Dr. Kamesh Namuduri


University of North Texas

Safe and Trusted Unmanned Air Transportation


The flying taxi business is projected to be a $5 Billion/year market. The industry is moving fast to realize this potential, with both established and startup companies competing as well as collaborating in this race. Airline companies including Boeing, Airbus, and Bell, are building the electrical Vertical Takeoff and Landing (eVTOL) aircrafts. Uber is collaborating with NASA to plan flying taxi service in Dallas by 2023 with early demonstrations planned in 2020. The big question that we need to address is “Are we ready for the big challenges that come with unmanned air transportation?” Just to give a perspective, think about self-driving cars. When, where, and how did we begin this journey and where are we now in this journey? What are you likely see first – A fully autonomous self-driving car in an urban area or an unmanned air taxi?

In this presentation, we will discuss the critical aspects of unmanned air transportation: (1) Technology Readiness (2) Safety, Security, Regulations and Standardization Efforts and (3) Privacy, Ethics and Community Acceptance. This presentation is based on my active engagement in activities related to Unmanned Aerial System (UAS) research, including US Science and Technology Research Panel (SARP) discussions, NASA’s UAS Traffic Management (UTM) flight tests, IEEE ’s P1920 Standards Working Group on Aerial Networks and Communications as the chair, IEEE’s Vehicular Technology Society’s Ad Hoc Working Group on Drones as the chair, NSF’s Cyber Physical Systems programs as a Principal Investigator, and NIST’s Global City Team Challenge initiative as an executive committee member of Public Safety Super Cluster and many others.
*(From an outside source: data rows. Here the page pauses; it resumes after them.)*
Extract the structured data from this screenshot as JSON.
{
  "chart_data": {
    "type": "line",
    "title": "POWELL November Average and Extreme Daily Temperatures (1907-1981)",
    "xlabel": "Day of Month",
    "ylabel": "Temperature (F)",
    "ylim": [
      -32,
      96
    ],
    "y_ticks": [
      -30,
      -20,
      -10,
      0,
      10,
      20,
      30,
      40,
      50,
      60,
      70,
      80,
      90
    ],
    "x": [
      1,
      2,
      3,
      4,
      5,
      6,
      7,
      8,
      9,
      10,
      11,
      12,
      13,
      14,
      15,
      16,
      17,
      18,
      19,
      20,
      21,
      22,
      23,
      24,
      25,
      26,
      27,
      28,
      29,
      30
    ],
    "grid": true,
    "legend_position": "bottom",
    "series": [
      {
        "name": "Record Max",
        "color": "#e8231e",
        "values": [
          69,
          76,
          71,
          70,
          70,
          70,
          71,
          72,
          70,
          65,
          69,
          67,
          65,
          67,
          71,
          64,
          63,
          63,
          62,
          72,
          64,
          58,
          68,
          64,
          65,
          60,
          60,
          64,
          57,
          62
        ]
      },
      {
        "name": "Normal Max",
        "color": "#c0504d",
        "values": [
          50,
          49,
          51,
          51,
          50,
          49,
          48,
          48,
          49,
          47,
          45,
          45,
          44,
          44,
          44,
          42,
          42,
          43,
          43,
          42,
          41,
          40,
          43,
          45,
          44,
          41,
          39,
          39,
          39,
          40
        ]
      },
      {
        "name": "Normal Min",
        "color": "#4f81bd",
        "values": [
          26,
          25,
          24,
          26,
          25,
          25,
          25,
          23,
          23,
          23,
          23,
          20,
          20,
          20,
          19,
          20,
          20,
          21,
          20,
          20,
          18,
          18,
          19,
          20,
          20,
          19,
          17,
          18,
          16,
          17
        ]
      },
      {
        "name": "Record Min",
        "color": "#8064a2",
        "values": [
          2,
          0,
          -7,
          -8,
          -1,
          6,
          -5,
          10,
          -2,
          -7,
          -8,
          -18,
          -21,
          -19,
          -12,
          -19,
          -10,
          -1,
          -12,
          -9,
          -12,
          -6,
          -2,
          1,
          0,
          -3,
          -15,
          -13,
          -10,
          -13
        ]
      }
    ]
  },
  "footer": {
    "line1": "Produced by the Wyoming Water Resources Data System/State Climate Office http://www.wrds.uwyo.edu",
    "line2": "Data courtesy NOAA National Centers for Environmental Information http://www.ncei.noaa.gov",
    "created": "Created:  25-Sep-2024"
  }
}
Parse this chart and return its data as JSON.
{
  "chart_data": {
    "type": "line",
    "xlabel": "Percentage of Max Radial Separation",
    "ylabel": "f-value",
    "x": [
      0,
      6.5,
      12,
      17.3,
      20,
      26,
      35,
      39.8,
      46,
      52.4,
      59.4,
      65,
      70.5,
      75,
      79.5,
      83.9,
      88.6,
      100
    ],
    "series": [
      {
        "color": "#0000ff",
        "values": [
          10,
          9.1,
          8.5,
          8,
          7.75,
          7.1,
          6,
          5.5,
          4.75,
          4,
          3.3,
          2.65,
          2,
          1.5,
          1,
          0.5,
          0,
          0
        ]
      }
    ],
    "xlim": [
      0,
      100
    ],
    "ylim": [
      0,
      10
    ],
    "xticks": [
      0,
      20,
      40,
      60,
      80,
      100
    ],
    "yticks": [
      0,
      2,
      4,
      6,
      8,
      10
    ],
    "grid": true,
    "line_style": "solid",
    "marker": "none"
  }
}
We begin this discussion with a review of the technology capability levels as discussed in NASA’s UTM initiative, which gives an idea of where the industry is today from a technology perspective. The capabilities that the industry is expected to demonstrate in the UTM project, including Beyond Visual Line of Sight (BVLOS) communications, navigation in GPS-denied areas, and Remote Identification of aircraft with applications to law enforcement and public safety, wild fire management, and package deliveries, give an idea of where we are today in terms of technology readiness. In another related activity, NASA has just began a grand challenge on Urban Air Mobility. This will also be discussed.

Second, safety should be an important goal of Unmanned Air Transportation. While the industry mastered safety of manned aviation, the path to mastery was slow and steady. Is Unmanned Air Transportation as safe as manned aviation? Are there regulations to guarantee the desired levels of human safety? What needs to be done now to make unmanned aviation as safe as it needs to be? How are regulatory and standards organizations working towards achieving this goal?

The third topic is community acceptance. Community engagement at local and regional levels is also critical for the success of unmanned air transportation. How do we engage communities in this fast-paced evolution of unmanned air transportation? Community engagement includes education and training geared towards future workforce as well as town-hall meetings to inform the communities about changes that are coming to their communities and help prepare them for these changes. Their participation and inputs are very critical to the success of new endeavors that cities and municipalities are going to engage in.

We wrap up this discussion with a summary of our expectations from the industry perspective. Safety and trust can only be achieved through the whole community approach. Government-public-private partnership is the key to the success of safe and trusted unmanned transportation.


Kamesh Namuduri is a Professor of Electrical Engineering and the director of Autonomous Systems Laboratory at the University of North Texas (UNT). He received his B.S. degree in Electronics and Communication Engineering from Osmania University, India, in 1984, M.S. degree in Computer Science from University of Hyderabad in 1986, and Ph.D. degree in Computer Science and Engineering from University of South Florida in 1992. Over the past eleven years, his research is focused on aerial networking and communications. He co-organized a series of workshops on “Airborne Networking and Communications” in conjunction with IEEE, AIAA, AUVSI, and ACM Conferences. He is serving as the chair for two Standards Working Groups (IEEE 1920.1: Aerial Communications and Networking and IEEE P1920.2: Vehicle-to-Vehicle Communications for Unmanned Aircraft Systems). He is serving as the Chair for the IEEE Vehicular Technology Society’s Ad Hoc Committee on Drones. He is a co-editor for the book titled “UAV Networks and Communications” published by the Cambridge University Press in 2017. He is leading the Smart and Connected Community project on “Deployable Communication Systems” in collaboration with the government, public, and private organizations. This living laboratory project was demonstrated thrice during the Global City Teams Challenge hosted jointly by the National Institute of Standards and Technology and US Ignite in 2015, 2016, 2017, and 2018. He contributed to the development of research agenda, requirements and blueprints highly deployable communications systems led by the National Institute of Standards and Technology and National Public Safety Telecommunications Council. Currently, he is engaged in the Advance Air Mobility project led by NASA.